Альбино завороженно слушал, подняв на Фантони остановившиеся глаза.

— Но, — продолжил Франческо, — я сглупил. Человеку свойственно ошибаться, причём, главным образом, по беспечности и самонадеянности. Что и выплыло почти сразу. Тонио Турамини. Мы учились вместе, и я не боялся, что он не подпустит меня близко, но Монтинеро сказал, что подстрахует меня. Я казнил впервые и мог разволноваться, считал он. Лоренцо — умный человек….

— И вы сильно разволновались? — Альбино не заметил, как разволновался сам. Сейчас он болел душой за Франческо и внимал его рассказу — как настоящий соучастник преступления.

— Волновался? — удивился Франческо, — нет, меня трясло от нетерпения и злости, но, говорю же, я пал жертвой собственной глупой самонадеянности. Надо было опробовать яд. Мы подъехали к нему на горном склоне. Монтинеро столкнул его с лошади, а я зачитал ему приговор. Мой кинжал с ядом рассек ему затылок, и он стал в судорогах кататься по земле, хрипя и извиваясь. Умер он считанные минуты спустя, но по всему лицу пошли алые пятна, на губах выступила пена.

— И как же вы… Что же вы сделали? — сердце Альбино колотилось так, словно труп Турамини лежал сейчас у его ног.

Фантони не затруднился.

— Пришлось привязать его ногу к стремени Миравильозо да прокатиться по горным кручам. Лицо его было теперь основательно разбито, череп тоже. Кровь успела свернуться, пришлось Монтинеро разрезать себе руку, лицо покойника залили кровью, и казненный казался теперь просто изувеченным лошадью. Мы всунули его ногу в стремя его кобылы и уехали.
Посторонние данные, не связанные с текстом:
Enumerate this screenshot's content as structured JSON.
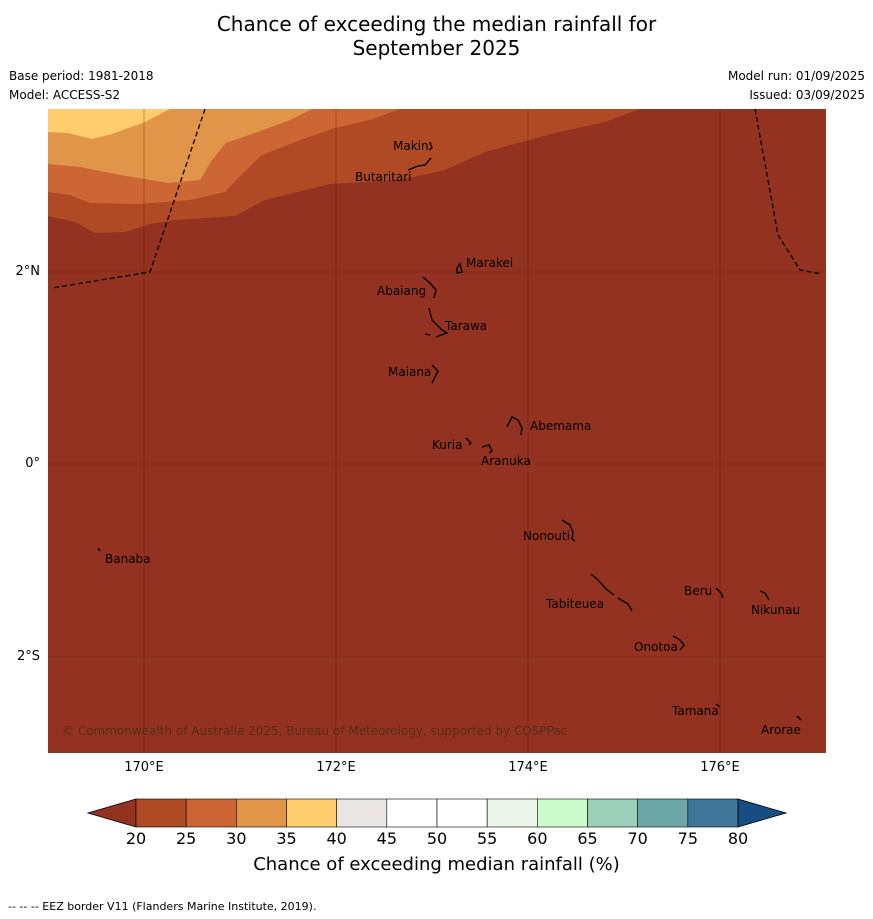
{
  "title_line1": "Chance of exceeding the median rainfall for",
  "title_line2": "September 2025",
  "base_period": "Base period: 1981-2018",
  "model": "Model: ACCESS-S2",
  "model_run": "Model run: 01/09/2025",
  "issued": "Issued: 03/09/2025",
  "axes": {
    "x_ticks": [
      "170°E",
      "172°E",
      "174°E",
      "176°E"
    ],
    "y_ticks": [
      "2°N",
      "0°",
      "2°S"
    ]
  },
  "places": [
    {
      "name": "Makin"
    },
    {
      "name": "Butaritari"
    },
    {
      "name": "Marakei"
    },
    {
      "name": "Abaiang"
    },
    {
      "name": "Tarawa"
    },
    {
      "name": "Maiana"
    },
    {
      "name": "Abemama"
    },
    {
      "name": "Kuria"
    },
    {
      "name": "Aranuka"
    },
    {
      "name": "Nonouti"
    },
    {
      "name": "Banaba"
    },
    {
      "name": "Beru"
    },
    {
      "name": "Nikunau"
    },
    {
      "name": "Tabiteuea"
    },
    {
      "name": "Onotoa"
    },
    {
      "name": "Tamana"
    },
    {
      "name": "Arorae"
    }
  ],
  "copyright": "© Commonwealth of Australia 2025, Bureau of Meteorology, supported by COSPPac",
  "colorbar": {
    "title": "Chance of exceeding median rainfall (%)",
    "labels": [
      "20",
      "25",
      "30",
      "35",
      "40",
      "45",
      "50",
      "55",
      "60",
      "65",
      "70",
      "75",
      "80"
    ],
    "colors": [
      "#b04a25",
      "#cc6634",
      "#e09549",
      "#ffcc6e",
      "#ebe6e3",
      "#ffffff",
      "#ffffff",
      "#ecf5ea",
      "#ccfccc",
      "#9ccfb8",
      "#6ca7a7",
      "#3f7699"
    ],
    "under_color": "#933220",
    "over_color": "#184d83"
  },
  "footnote": "--  --  -- EEZ border V11 (Flanders Marine Institute, 2019)."
}
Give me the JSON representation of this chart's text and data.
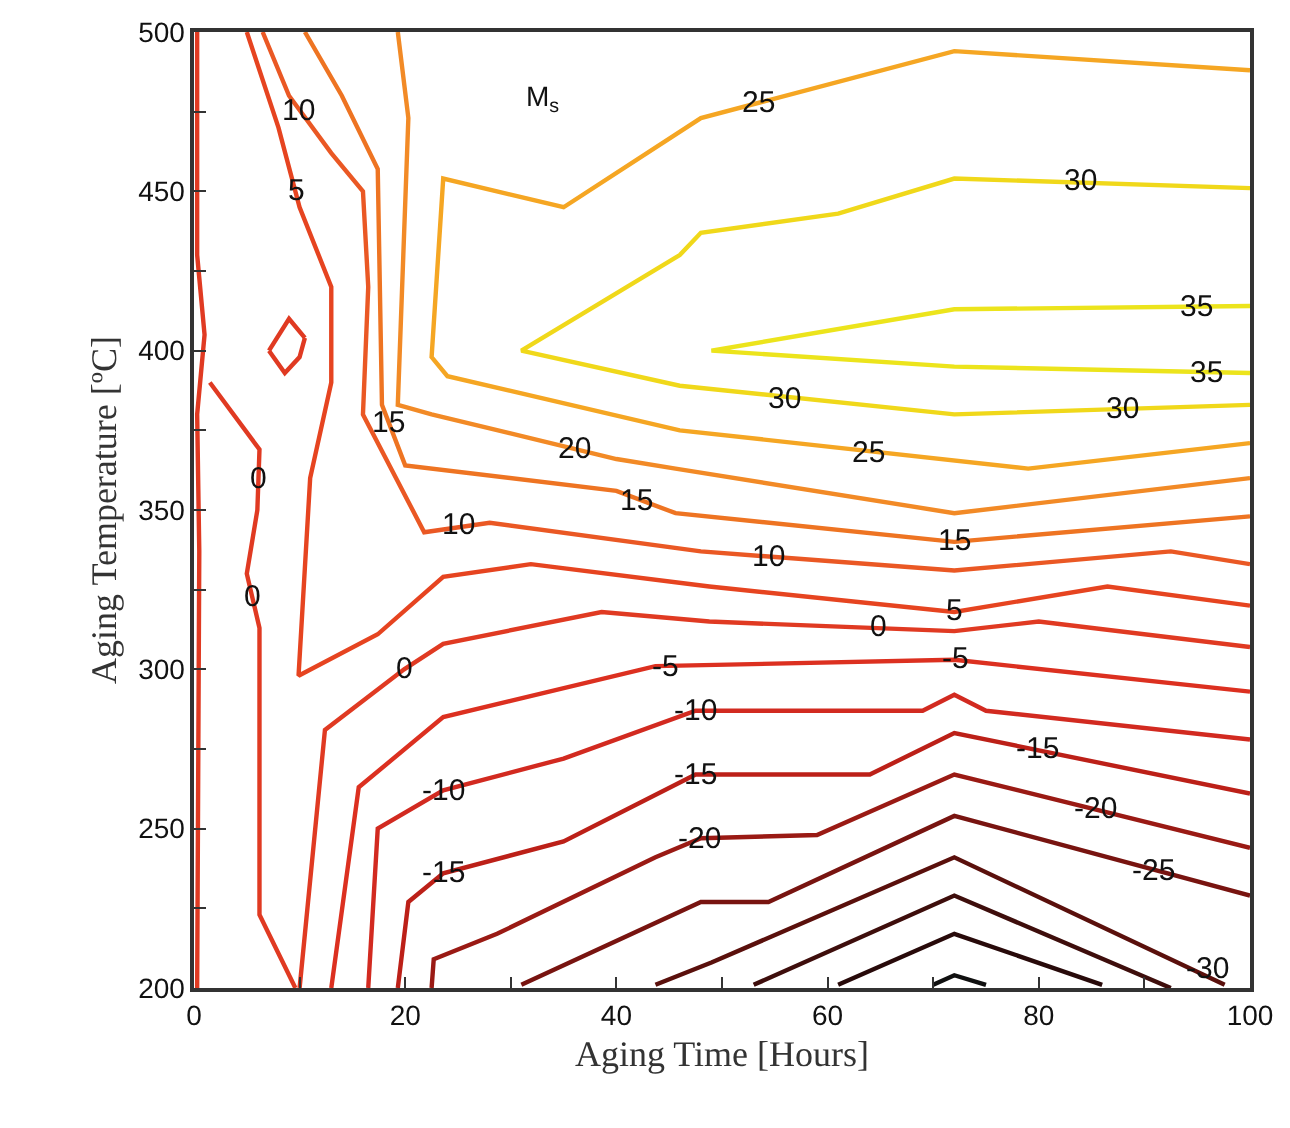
{
  "chart_data": {
    "type": "line",
    "xlabel": "Aging Time [Hours]",
    "ylabel": "Aging Temperature [ºC]",
    "xlim": [
      0,
      100
    ],
    "ylim": [
      200,
      500
    ],
    "xticks": [
      0,
      {
        "value": 10,
        "label": null
      },
      20,
      {
        "value": 30,
        "label": null
      },
      40,
      {
        "value": 50,
        "label": null
      },
      60,
      {
        "value": 70,
        "label": null
      },
      80,
      {
        "value": 90,
        "label": null
      },
      100
    ],
    "yticks": [
      200,
      {
        "value": 225,
        "label": null
      },
      250,
      {
        "value": 275,
        "label": null
      },
      300,
      {
        "value": 325,
        "label": null
      },
      350,
      {
        "value": 375,
        "label": null
      },
      400,
      {
        "value": 425,
        "label": null
      },
      450,
      {
        "value": 475,
        "label": null
      },
      500
    ],
    "series": [
      {
        "color": "#ece41c",
        "x": [
          100,
          72,
          49,
          72,
          100
        ],
        "values": [
          414,
          413,
          400,
          395,
          393
        ]
      },
      {
        "color": "#f0d81a",
        "x": [
          100,
          72,
          61,
          48,
          46,
          31,
          46,
          72,
          100
        ],
        "values": [
          451,
          454,
          443,
          437,
          430,
          400,
          389,
          380,
          383
        ]
      },
      {
        "color": "#f5a623",
        "x": [
          100,
          72,
          48,
          35,
          23.6,
          22.5,
          24,
          46,
          79,
          100
        ],
        "values": [
          488,
          494,
          473,
          445,
          454,
          398,
          392,
          375,
          363,
          371
        ]
      },
      {
        "color": "#f28a26",
        "x": [
          19.3,
          20.3,
          19.3,
          22.5,
          40,
          45.6,
          72,
          100
        ],
        "values": [
          500,
          473,
          383,
          380,
          366,
          363,
          349,
          360
        ]
      },
      {
        "color": "#ee7422",
        "x": [
          10.5,
          14,
          17.4,
          17.8,
          20,
          40,
          45.6,
          72,
          100
        ],
        "values": [
          500,
          480,
          457,
          383,
          364,
          356,
          349,
          340,
          348
        ]
      },
      {
        "color": "#ea5824",
        "x": [
          6.5,
          9,
          13,
          16,
          16.5,
          16,
          21.8,
          28,
          48,
          72,
          92.5,
          100
        ],
        "values": [
          500,
          480,
          462,
          450,
          420,
          380,
          343,
          346,
          337,
          331,
          337,
          333
        ]
      },
      {
        "color": "#e64420",
        "x": [
          5,
          8,
          10,
          13,
          13,
          11,
          9.9,
          17.4,
          23.6,
          31.9,
          48.8,
          72,
          86.5,
          100
        ],
        "values": [
          500,
          470,
          445,
          420,
          390,
          360,
          298,
          311,
          329,
          333,
          326,
          318,
          326,
          320
        ]
      },
      {
        "color": "#e03a22",
        "x": [
          0.3,
          0.3,
          1,
          0.3,
          0.5,
          0.3
        ],
        "values": [
          500,
          430,
          405,
          380,
          337,
          200
        ]
      },
      {
        "color": "#e03a22",
        "x": [
          1.5,
          6.2,
          6,
          5,
          6.2,
          6.2,
          9.6
        ],
        "values": [
          390,
          369,
          350,
          330,
          313,
          223,
          200
        ]
      },
      {
        "color": "#e03a22",
        "x": [
          7.1,
          9,
          10.5
        ],
        "values": [
          400,
          410,
          404
        ]
      },
      {
        "color": "#e03a22",
        "x": [
          7.1,
          8.6,
          10,
          10.5
        ],
        "values": [
          400,
          393,
          398,
          404
        ]
      },
      {
        "color": "#e03a22",
        "x": [
          10,
          12.4,
          19.9,
          23.6,
          38.6,
          48.8,
          72,
          80,
          100
        ],
        "values": [
          200,
          281,
          300,
          308,
          318,
          315,
          312,
          315,
          307
        ]
      },
      {
        "color": "#dc3020",
        "x": [
          13,
          15.6,
          23.6,
          43.7,
          72,
          100
        ],
        "values": [
          200,
          263,
          285,
          301,
          303,
          293
        ]
      },
      {
        "color": "#d22a20",
        "x": [
          16.5,
          17.4,
          23.6,
          35,
          47.5,
          69,
          72,
          75,
          100
        ],
        "values": [
          200,
          250,
          262,
          272,
          287,
          287,
          292,
          287,
          278
        ]
      },
      {
        "color": "#bc2018",
        "x": [
          19.3,
          20.3,
          23.6,
          35,
          47.5,
          64,
          72,
          100
        ],
        "values": [
          200,
          227,
          236,
          246,
          267,
          267,
          280,
          261
        ]
      },
      {
        "color": "#9a1a14",
        "x": [
          22.5,
          22.7,
          28.7,
          43.7,
          48,
          59,
          72,
          100
        ],
        "values": [
          200,
          209,
          217,
          241,
          247,
          248,
          267,
          244
        ]
      },
      {
        "color": "#781410",
        "x": [
          31,
          48,
          54.4,
          72,
          100
        ],
        "values": [
          201,
          227,
          227,
          254,
          229
        ]
      },
      {
        "color": "#5a100c",
        "x": [
          43.7,
          49,
          72,
          97.6
        ],
        "values": [
          201,
          208,
          241,
          201
        ]
      },
      {
        "color": "#3e0e0c",
        "x": [
          53,
          72,
          92.5
        ],
        "values": [
          201,
          229,
          200
        ]
      },
      {
        "color": "#280a0a",
        "x": [
          61,
          72,
          86
        ],
        "values": [
          201,
          217,
          201
        ]
      },
      {
        "color": "#101010",
        "x": [
          70,
          72,
          75
        ],
        "values": [
          201,
          204,
          201
        ]
      }
    ],
    "annotations": [
      "M$_{s}$",
      {
        "text": "35",
        "x": 95,
        "y": 414
      },
      {
        "text": "35",
        "x": 96,
        "y": 393
      },
      {
        "text": "30",
        "x": 84,
        "y": 453
      },
      {
        "text": "30",
        "x": 56,
        "y": 385
      },
      {
        "text": "30",
        "x": 88,
        "y": 382
      },
      {
        "text": "25",
        "x": 53.5,
        "y": 478
      },
      {
        "text": "25",
        "x": 64,
        "y": 368
      },
      {
        "text": "20",
        "x": 36,
        "y": 369
      },
      {
        "text": "15",
        "x": 18.5,
        "y": 377
      },
      {
        "text": "15",
        "x": 42,
        "y": 353
      },
      {
        "text": "15",
        "x": 72,
        "y": 340
      },
      {
        "text": "10",
        "x": 10,
        "y": 475
      },
      {
        "text": "10",
        "x": 25,
        "y": 345
      },
      {
        "text": "10",
        "x": 54.4,
        "y": 335
      },
      {
        "text": "5",
        "x": 9.6,
        "y": 450
      },
      {
        "text": "5",
        "x": 72,
        "y": 318
      },
      {
        "text": "0",
        "x": 5.5,
        "y": 323
      },
      {
        "text": "0",
        "x": 6.1,
        "y": 360
      },
      {
        "text": "0",
        "x": 19.9,
        "y": 300
      },
      {
        "text": "0",
        "x": 64.7,
        "y": 313
      },
      {
        "text": "-5",
        "x": 44.6,
        "y": 301
      },
      {
        "text": "-5",
        "x": 72,
        "y": 303
      },
      {
        "text": "-10",
        "x": 23.6,
        "y": 262
      },
      {
        "text": "-10",
        "x": 47.5,
        "y": 287
      },
      {
        "text": "-15",
        "x": 23.6,
        "y": 236
      },
      {
        "text": "-15",
        "x": 47.5,
        "y": 267
      },
      {
        "text": "-15",
        "x": 80,
        "y": 275
      },
      {
        "text": "-20",
        "x": 48,
        "y": 247
      },
      {
        "text": "-20",
        "x": 85.5,
        "y": 256
      },
      {
        "text": "-25",
        "x": 91,
        "y": 237
      },
      {
        "text": "-30",
        "x": 96,
        "y": 206
      }
    ]
  }
}
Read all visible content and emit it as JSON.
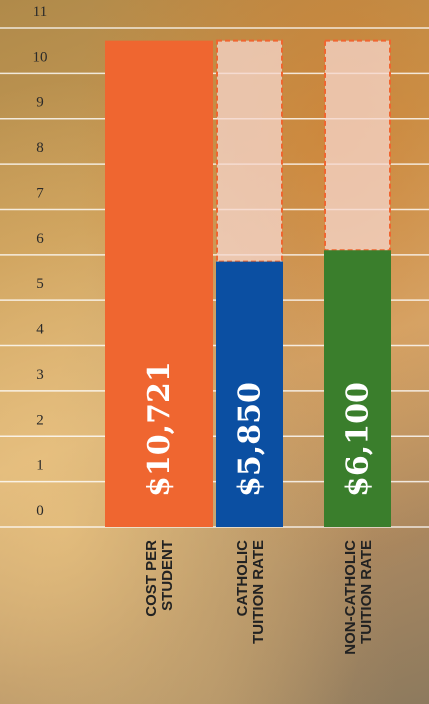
{
  "chart_data": {
    "type": "bar",
    "categories": [
      "COST PER STUDENT",
      "CATHOLIC TUITION RATE",
      "NON-CATHOLIC TUITION RATE"
    ],
    "values": [
      10.721,
      5.85,
      6.1
    ],
    "value_labels": [
      "$10,721",
      "$5,850",
      "$6,100"
    ],
    "colors": [
      "#ef6630",
      "#0b4fa2",
      "#3a7e2c"
    ],
    "ylim": [
      0,
      11
    ],
    "yticks": [
      0,
      1,
      2,
      3,
      4,
      5,
      6,
      7,
      8,
      9,
      10,
      11
    ],
    "grid": true
  }
}
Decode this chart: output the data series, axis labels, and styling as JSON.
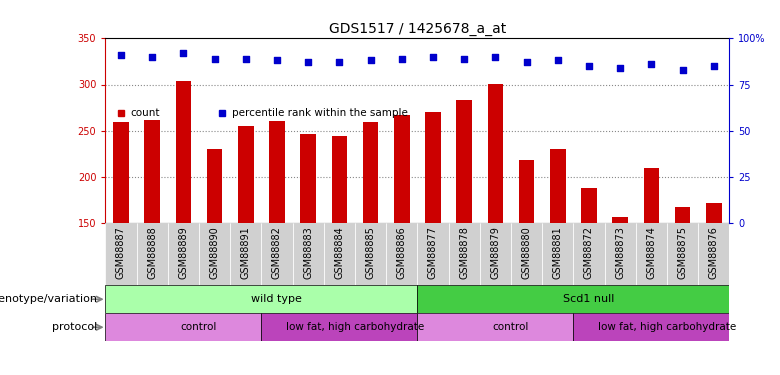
{
  "title": "GDS1517 / 1425678_a_at",
  "samples": [
    "GSM88887",
    "GSM88888",
    "GSM88889",
    "GSM88890",
    "GSM88891",
    "GSM88882",
    "GSM88883",
    "GSM88884",
    "GSM88885",
    "GSM88886",
    "GSM88877",
    "GSM88878",
    "GSM88879",
    "GSM88880",
    "GSM88881",
    "GSM88872",
    "GSM88873",
    "GSM88874",
    "GSM88875",
    "GSM88876"
  ],
  "counts": [
    260,
    262,
    304,
    230,
    255,
    261,
    247,
    244,
    260,
    267,
    270,
    283,
    301,
    218,
    230,
    188,
    157,
    210,
    168,
    172
  ],
  "percentiles": [
    91,
    90,
    92,
    89,
    89,
    88,
    87,
    87,
    88,
    89,
    90,
    89,
    90,
    87,
    88,
    85,
    84,
    86,
    83,
    85
  ],
  "ylim_left": [
    150,
    350
  ],
  "ylim_right": [
    0,
    100
  ],
  "yticks_left": [
    150,
    200,
    250,
    300,
    350
  ],
  "yticks_right": [
    0,
    25,
    50,
    75,
    100
  ],
  "ytick_right_labels": [
    "0",
    "25",
    "50",
    "75",
    "100%"
  ],
  "bar_color": "#cc0000",
  "dot_color": "#0000cc",
  "grid_color": "#888888",
  "xtick_bg": "#d0d0d0",
  "genotype_groups": [
    {
      "label": "wild type",
      "start": 0,
      "end": 10,
      "color": "#aaffaa"
    },
    {
      "label": "Scd1 null",
      "start": 10,
      "end": 20,
      "color": "#44cc44"
    }
  ],
  "protocol_groups": [
    {
      "label": "control",
      "start": 0,
      "end": 5,
      "color": "#dd88dd"
    },
    {
      "label": "low fat, high carbohydrate",
      "start": 5,
      "end": 10,
      "color": "#bb44bb"
    },
    {
      "label": "control",
      "start": 10,
      "end": 15,
      "color": "#dd88dd"
    },
    {
      "label": "low fat, high carbohydrate",
      "start": 15,
      "end": 20,
      "color": "#bb44bb"
    }
  ],
  "legend_items": [
    {
      "label": "count",
      "color": "#cc0000"
    },
    {
      "label": "percentile rank within the sample",
      "color": "#0000cc"
    }
  ],
  "title_fontsize": 10,
  "tick_fontsize": 7,
  "label_fontsize": 8,
  "annotation_label_fontsize": 8
}
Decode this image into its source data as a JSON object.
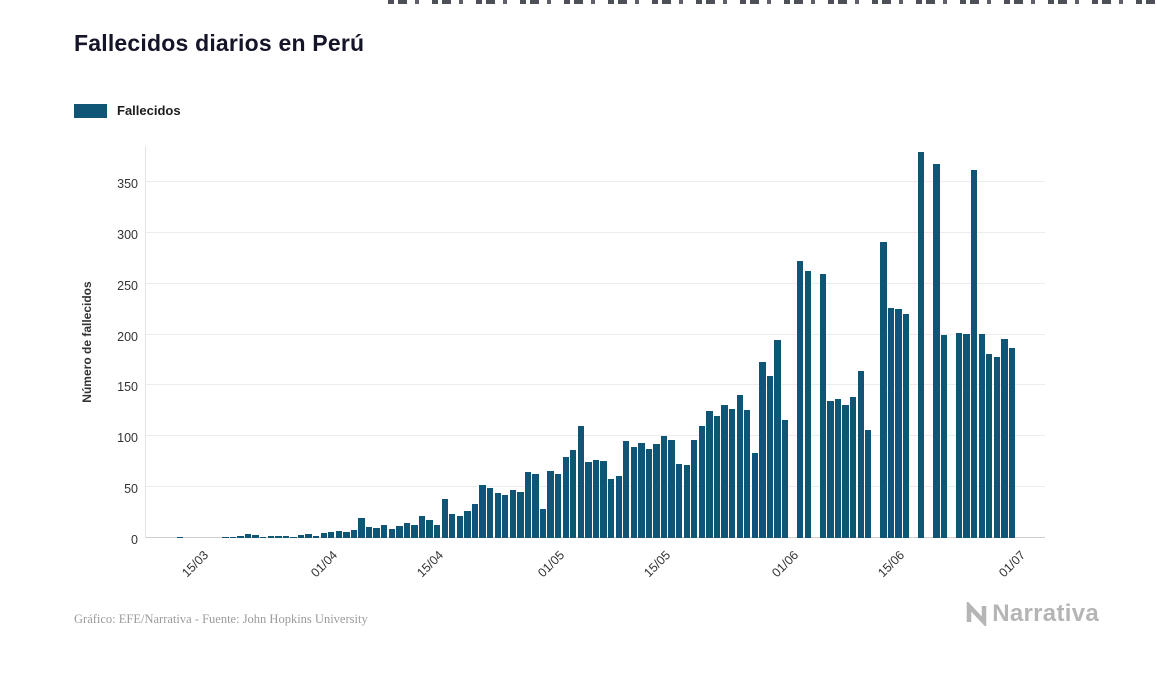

Всю обратную дорогу Лоренцо костерил меня на чём свет стоит, ругал последними словами, глумился и изгалялся, говорил, что из меня такой же медик, как из него — поэт, и предрекал, что моё место — на храмовой паперти, где я и умру от голода…

— Он обидел вас?

— Что обижаться на слова истины? — со вздохом изрёк Франческо. — Он был прав. Вернувшись домой, я пересмотрел состав зелья, тщательно всё взвесил и оставил в нём только змеиный яд, болотный вех и сок чёрного паслёна. Без них змеиный яд слишком быстро загустевал. Я пообещал Джулио Миньявелли привести на его виллу одну приглянувшуюся ему девицу, он был там вовремя, отпустил слугу, и мы с Монтинеро встретились с мерзавцем в его покоях. Лоренцо сторожил дверь, а я зачитал Джулио приговор. И что вы думаете? Миньявелли заверещал, оттолкнул меня, проскочил мимо Монтинеро и выскочил на лестницу. Не успей Лоренцо подставить подлецу ножку — удрал бы сукин сын и испортил бы всё дело, — виновато развёл руками Фантони, призывая Альбино в свидетели его неудачи.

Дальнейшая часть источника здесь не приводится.